Mobility Reloaded – Erfolgsrezepte richtig erkennen

Neue Geschäftsmodelle versprechen innovative Lösungen für die Mobilität von morgen. Dabei wird nur ein kleiner Teil der Mobility-Start-ups am Markt bestehen können. Es gilt also, die echten Perlen zu identifizieren.

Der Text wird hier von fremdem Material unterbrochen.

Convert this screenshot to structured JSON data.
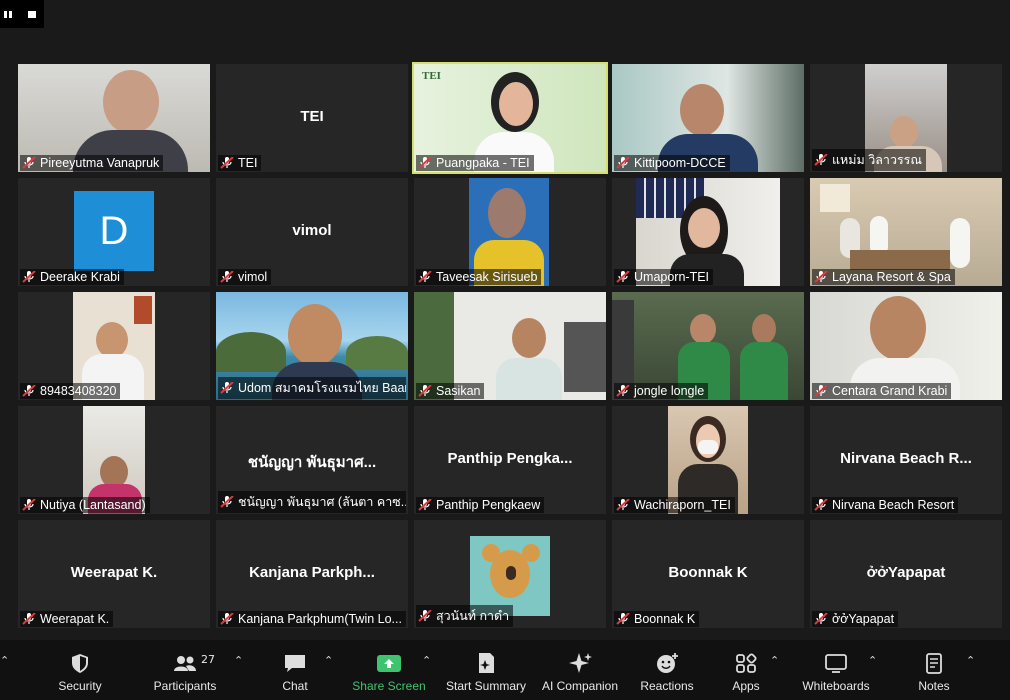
{
  "meeting": {
    "participants_count": "27"
  },
  "tiles": [
    {
      "name": "Pireeyutma Vanapruk",
      "big": "",
      "kind": "video-man-gray"
    },
    {
      "name": "TEI",
      "big": "TEI",
      "kind": "name"
    },
    {
      "name": "Puangpaka - TEI",
      "big": "",
      "kind": "video-green",
      "active": true
    },
    {
      "name": "Kittipoom-DCCE",
      "big": "",
      "kind": "video-office"
    },
    {
      "name": "แหม่ม วิลาวรรณ",
      "big": "",
      "kind": "video-room"
    },
    {
      "name": "Deerake Krabi",
      "big": "",
      "kind": "avatar"
    },
    {
      "name": "vimol",
      "big": "vimol",
      "kind": "name"
    },
    {
      "name": "Taveesak Sirisueb",
      "big": "",
      "kind": "video-blue"
    },
    {
      "name": "Umaporn-TEI",
      "big": "",
      "kind": "video-shelf"
    },
    {
      "name": "Layana Resort & Spa",
      "big": "",
      "kind": "video-meeting"
    },
    {
      "name": "89483408320",
      "big": "",
      "kind": "video-red"
    },
    {
      "name": "Udom สมาคมโรงแรมไทย Baan...",
      "big": "",
      "kind": "video-island"
    },
    {
      "name": "Sasikan",
      "big": "",
      "kind": "video-plain"
    },
    {
      "name": "jongle longle",
      "big": "",
      "kind": "video-group"
    },
    {
      "name": "Centara Grand Krabi",
      "big": "",
      "kind": "video-man"
    },
    {
      "name": "Nutiya (Lantasand)",
      "big": "",
      "kind": "video-woman"
    },
    {
      "name": "ชนัญญา พันธุมาศ (ลันตา คาซ...",
      "big": "ชนัญญา พันธุมาศ...",
      "kind": "name"
    },
    {
      "name": "Panthip Pengkaew",
      "big": "Panthip  Pengka...",
      "kind": "name"
    },
    {
      "name": "Wachiraporn_TEI",
      "big": "",
      "kind": "video-mask"
    },
    {
      "name": "Nirvana Beach Resort",
      "big": "Nirvana Beach R...",
      "kind": "name"
    },
    {
      "name": "Weerapat K.",
      "big": "Weerapat K.",
      "kind": "name"
    },
    {
      "name": "Kanjana Parkphum(Twin Lo...",
      "big": "Kanjana  Parkph...",
      "kind": "name"
    },
    {
      "name": "สุวนันท์ กาดำ",
      "big": "",
      "kind": "koala"
    },
    {
      "name": "Boonnak K",
      "big": "Boonnak K",
      "kind": "name"
    },
    {
      "name": "ởởYapapat",
      "big": "ởởYapapat",
      "kind": "name"
    }
  ],
  "toolbar": {
    "security": "Security",
    "participants": "Participants",
    "chat": "Chat",
    "share_screen": "Share Screen",
    "start_summary": "Start Summary",
    "ai_companion": "AI Companion",
    "reactions": "Reactions",
    "apps": "Apps",
    "whiteboards": "Whiteboards",
    "notes": "Notes"
  },
  "colors": {
    "background": "#1a1a1a",
    "tile": "#262626",
    "active_speaker": "#d4e06a",
    "share_green": "#3ec36f",
    "muted_red": "#e0393e",
    "avatar_blue": "#1e8fd6"
  }
}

Eine vermeintliche Neuerfindung der Mobilität ist derzeit in aller Munde und wird von bedeutsamen Akteuren der Wirtschaft, Politik, Medien und Wissenschaft propagiert. Namhafte Automobilhersteller erklären sich zu den Mobilitätsanbietern von morgen und greifen mit dieser Wendung hin zu integrierten Dienstleistungen den erwarteten Bedeutungsverlust ihres seit über 100 Jahren bewährten Geschäftsmodells vorweg. überall sprießen Mobility-Start-ups aus dem Boden und auch die großen Tech-Konzerne aus dem Silicon Valley schicken sich an, die globale Mobilitätswelt zu revolutionieren. Alle versprechen uns mit ihren Lösungen ein Mehr an Sicherheit, Nachhaltigkeit, Wirtschaftlichkeit, Zeit und Lebensqualität. Analysten überschlagen sich mit positiven Prognosen zu den Marktpotenzialen entsprechender Anwendungen. Doch bei Weitem nicht alle Platzhirsche und nur ein kleiner Teil der unzähligen Neueinsteiger werden langfristig erfolgreich sein und die Genese neuer Wertschöpfungsstrukturen überstehen.

Wie können wirklich innovative Geschäftsmodelle erkannt werden?

Woran aber sind wirklich innovative Geschäftsmodelle im Mobilitätssektor − also solche, die nicht nur einen hohen Neuigkeitsgrad aufweisen, sondern sich wirksam am Markt durchsetzen werden − erkennbar? Diese Frage und angrenzende wirtschaftliche Problemstellungen gehören zu einem der Kernforschungsfelder des IVM Institut für Vernetzte Mobilität gGmbH. Im Rahmen der ökonomischen Begleitung zahlreicher Forschungsprojekte mit unterschiedlichen Technologie- und Anwendungsschwerpunkten und unter Einbeziehung des Expertenwissens unserer Projektpartner sind wir zu einigen elementaren Erkenntnissen gelangt, was aussichtsreiche Geschäftsmodelle einer „Neuen Mobilität“ heute ausmacht.

Zunächst sind grundlegende Themenfelder für die Veränderung etablierter Mobilitätsformen identifizierbar, die von robusten Trends und Triebkräften des Wandels forciert werden. Diesbezüglich hat sich in den letzten Jahren der Vierklang aus Vernetzung, Automatisierung, Elektrifizierung und Sharing herauskristallisiert. Die Akteure und Elemente der Mobilitätsmärkte und Verkehrsnetze werden mit mobilen Breitbandtechnologien immer mehr verzahnt und koordiniert. Fahrzeugflotten und Verkehrs(teil)systeme operieren mit steigenden Automatisierungsgraden immer selbstständiger. Batterieelektrische oder brennstoffzellenbasierte Antriebe gewinnen sukzessive Marktanteile. Die verstärkte geteilte Nutzung von Fahrzeugen wird neue integrierende Angebote einer multi- bzw. intermodalen Mobilität hervorbringen. Trotz einer gewissen Ernüchterung, z. B. angesichts der bisherigen Entwicklung der Elektromobilität in Deutschland, werden alle vier Themenfelder nach unserer Einschätzung den weltweiten Wandel der Mobilitätswelt in den nächsten zehn bis 20 Jahren bestimmen. Offen ist nur, in welchem Ausmaß und mit welchem Zeithorizont sich themenbezogene Lösungen tatsächlich am Markt etablieren werden. Ein Schlüssel zum Erfolg wird jedenfalls in der Verknüpfung und Integration der vier Bereiche liegen, da sie in Kombination beachtliche Synergiepotenziale heben können. Ein gutes Beispiel hierfür sind flexibel rufbare, fahrerlose Elektro-Shuttles oder -Taxis aus einer intelligent vernetzten und koordinierten Fahrzeugflotte.